My Thoughts :: On Weight Loss, Childhood Nicknames & Single Parenting
I said I never wanted to be the mama who hid behind her kid in pictures. It just kind of happens and sneaks up on you. You don’t even realize it until you look back and realize that you didn’t take any pics of yourself.
But like with anything in life – NEVER SAY NEVER! I said I never wanted to have weight loss surgery; look at me. I said I would never be a baby mama or a single mom; look at me. I said I would never regain weight; look at me. I said I would never take weight loss meds; look at me. So again, I say NEVER SAY NEVER!
It’s been a year since I started Mounjaro.

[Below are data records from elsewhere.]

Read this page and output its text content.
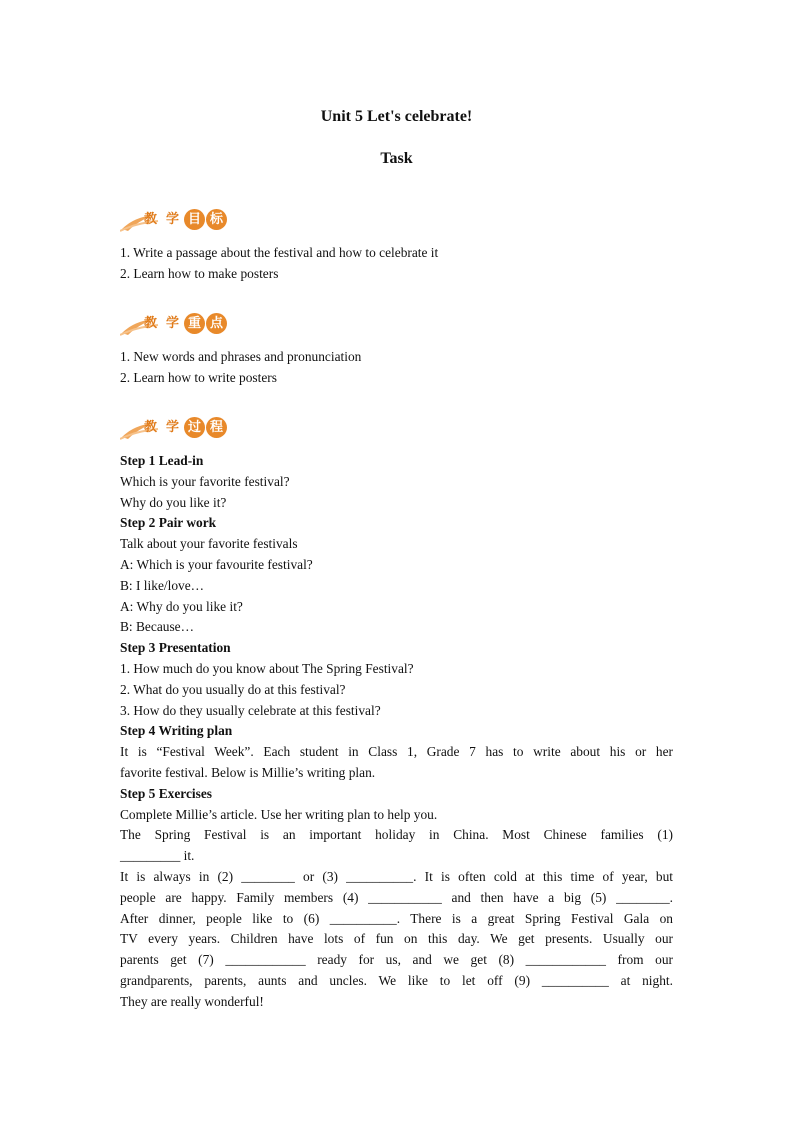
Unit 5 Let's celebrate!
Task
教 学 目 标

1. Write a passage about the festival and how to celebrate it

2. Learn how to make posters

教 学 重 点

1. New words and phrases and pronunciation

2. Learn how to write posters

教 学 过 程

Step 1 Lead-in

Which is your favorite festival?

Why do you like it?

Step 2 Pair work

Talk about your favorite festivals

A: Which is your favourite festival?

B: I like/love…

A: Why do you like it?

B: Because…

Step 3 Presentation

1. How much do you know about The Spring Festival?

2. What do you usually do at this festival?

3. How do they usually celebrate at this festival?

Step 4 Writing plan

It is “Festival Week”. Each student in Class 1, Grade 7 has to write about his or her

favorite festival. Below is Millie’s writing plan.

Step 5 Exercises

Complete Millie’s article. Use her writing plan to help you.

The Spring Festival is an important holiday in China. Most Chinese families (1)

_________ it.

It is always in (2) ________ or (3) __________. It is often cold at this time of year, but

people are happy. Family members (4) ___________ and then have a big (5) ________.

After dinner, people like to (6) __________. There is a great Spring Festival Gala on

TV every years. Children have lots of fun on this day. We get presents. Usually our

parents get (7) ____________ ready for us, and we get (8) ____________ from our

grandparents, parents, aunts and uncles. We like to let off (9) __________ at night.

They are really wonderful!
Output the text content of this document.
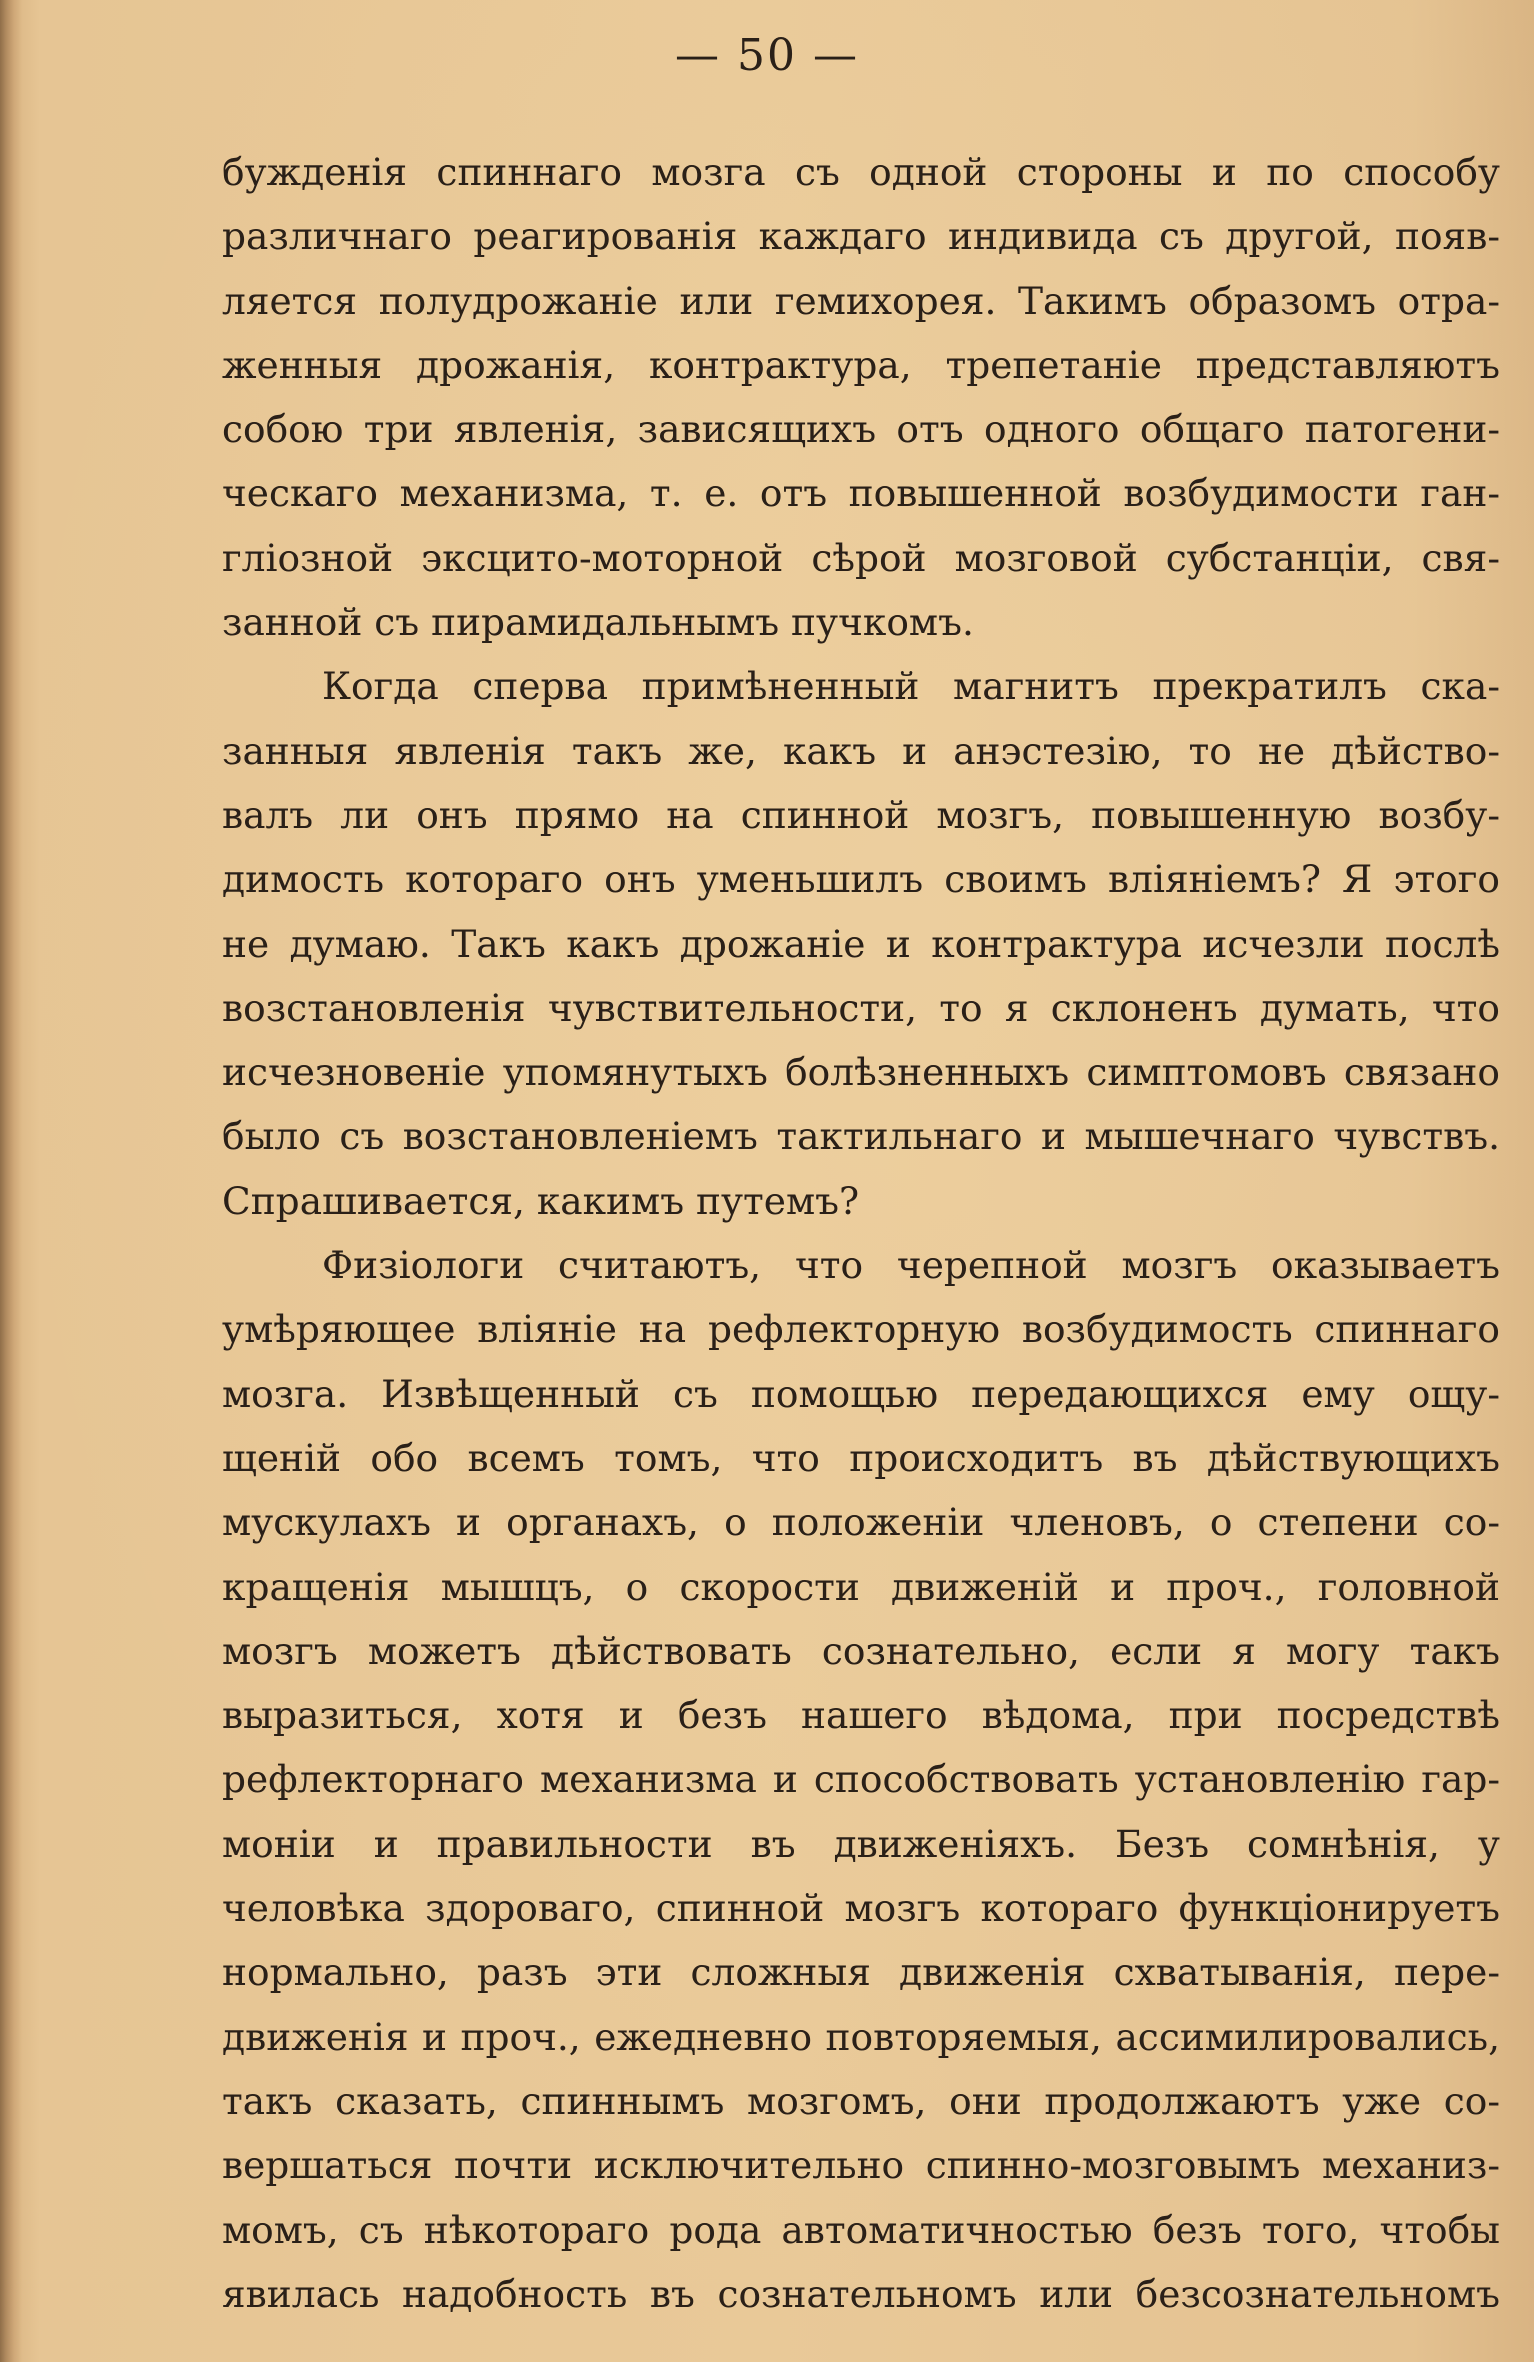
— 50 —
бужденія спиннаго мозга съ одной стороны и по способу
различнаго реагированія каждаго индивида съ другой, появ-
ляется полудрожаніе или гемихорея. Такимъ образомъ отра-
женныя дрожанія, контрактура, трепетаніе представляютъ
собою три явленія, зависящихъ отъ одного общаго патогени-
ческаго механизма, т. е. отъ повышенной возбудимости ган-
гліозной эксцито-моторной сѣрой мозговой субстанціи, свя-
занной съ пирамидальнымъ пучкомъ.
Когда сперва примѣненный магнитъ прекратилъ ска-
занныя явленія такъ же, какъ и анэстезію, то не дѣйство-
валъ ли онъ прямо на спинной мозгъ, повышенную возбу-
димость котораго онъ уменьшилъ своимъ вліяніемъ? Я этого
не думаю. Такъ какъ дрожаніе и контрактура исчезли послѣ
возстановленія чувствительности, то я склоненъ думать, что
исчезновеніе упомянутыхъ болѣзненныхъ симптомовъ связано
было съ возстановленіемъ тактильнаго и мышечнаго чувствъ.
Спрашивается, какимъ путемъ?
Физіологи считаютъ, что черепной мозгъ оказываетъ
умѣряющее вліяніе на рефлекторную возбудимость спиннаго
мозга. Извѣщенный съ помощью передающихся ему ощу-
щеній обо всемъ томъ, что происходитъ въ дѣйствующихъ
мускулахъ и органахъ, о положеніи членовъ, о степени со-
кращенія мышцъ, о скорости движеній и проч., головной
мозгъ можетъ дѣйствовать сознательно, если я могу такъ
выразиться, хотя и безъ нашего вѣдома, при посредствѣ
рефлекторнаго механизма и способствовать установленію гар-
моніи и правильности въ движеніяхъ. Безъ сомнѣнія, у
человѣка здороваго, спинной мозгъ котораго функціонируетъ
нормально, разъ эти сложныя движенія схватыванія, пере-
движенія и проч., ежедневно повторяемыя, ассимилировались,
такъ сказать, спиннымъ мозгомъ, они продолжаютъ уже со-
вершаться почти исключительно спинно-мозговымъ механиз-
момъ, съ нѣкотораго рода автоматичностью безъ того, чтобы
явилась надобность въ сознательномъ или безсознательномъ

My first shot was on October 19, 2023. I weighed 327 on the doctor’s scale at my first appointment and at my last follow-up on October 1, 2023 – I weighed 251. On my scale at home, it’s teetering between 246 and 247. So I am down a total of about 76-81 pounds, depending on the day or scale. Amen! Shout for that!
I’m glad my insurance approved it and I’m able to get the meds to help with what affects so many – obesity. I’ve struggled all my life with my weight and I can only hope one day to not have to worry about it. I’ve said it before, but my dad nicknamed me “Chunky B” with variations to include Chunk, The Chunk Monster” – and it really affected me, negatively. I mean, here I am almost 35 years old still talking about a childhood nickname, like please be so for real. That’s why I am so protective over what nicknames I give, and let family give, my child. I don’t want her being almost 35 years old talking about something from her childhood.
I finally feel like I look myself again. I want to feel like myself again.
I love everything about being a mom. I am so thankful God allowed me to carry life into this world and to be a mom because is something not every woman who wants actually gets. But being a mom takes so much out of me. I put so much into it and some of it is guilt. Guilt for not having a more present father for my daughter. Guilt for not having the time I want to spend with my daughter. Guilt for not having more dispensable income to do all things I want with my daughter. So I overcompensate, but that leads to burn out.
Asking for help is necessary but also hard to do.
1) You don’t want to feel like a burden regarding problems you created.
2) Everyone has their own problems, kids and life.
3) It sucks to feel like a failure not being able to do it all.
But it’s so necessary. Moms, especially single moms need breaks from their kids. Yes, I’m going to take it there because if you’re married – at some point of the day, you can go and hide in the closet or leave the house and you not be arrested for child endangerment or neglect. Your husband or partner can be a distraction for the kids. He can take the kids out for ice cream while you stay home to soak in the tub. I don’t have that luxury. Yes, this is my fault. But I don’t have that luxury. I can’t send my husband to the store for milk if it’s 9pm, we’re out and the kid is begging for milk. We have to load up the car and head to Walmart, buckle in and out of the car seat, walk allllll the way to the back of the store because that’s where the dairy is, check out, buckle in and out of the car seat and drive home. It’s just a lot. So while all moms need a break, I’m going to take it a step further and say single moms need it more.
This went all the way left, because it started off as a post about a weight loss transformation and ended up being a post about being a mom. But that’s what being a mom does. It engulfs you. It takes over everything in your life. Every thought is about your kid. You may have heard a mom say “I don’t remember life before my kid(s).” And it’s so true. I really don’t. But I am glad. I love being a mom. I just wish I had more resources so I could feel like a “better mom.”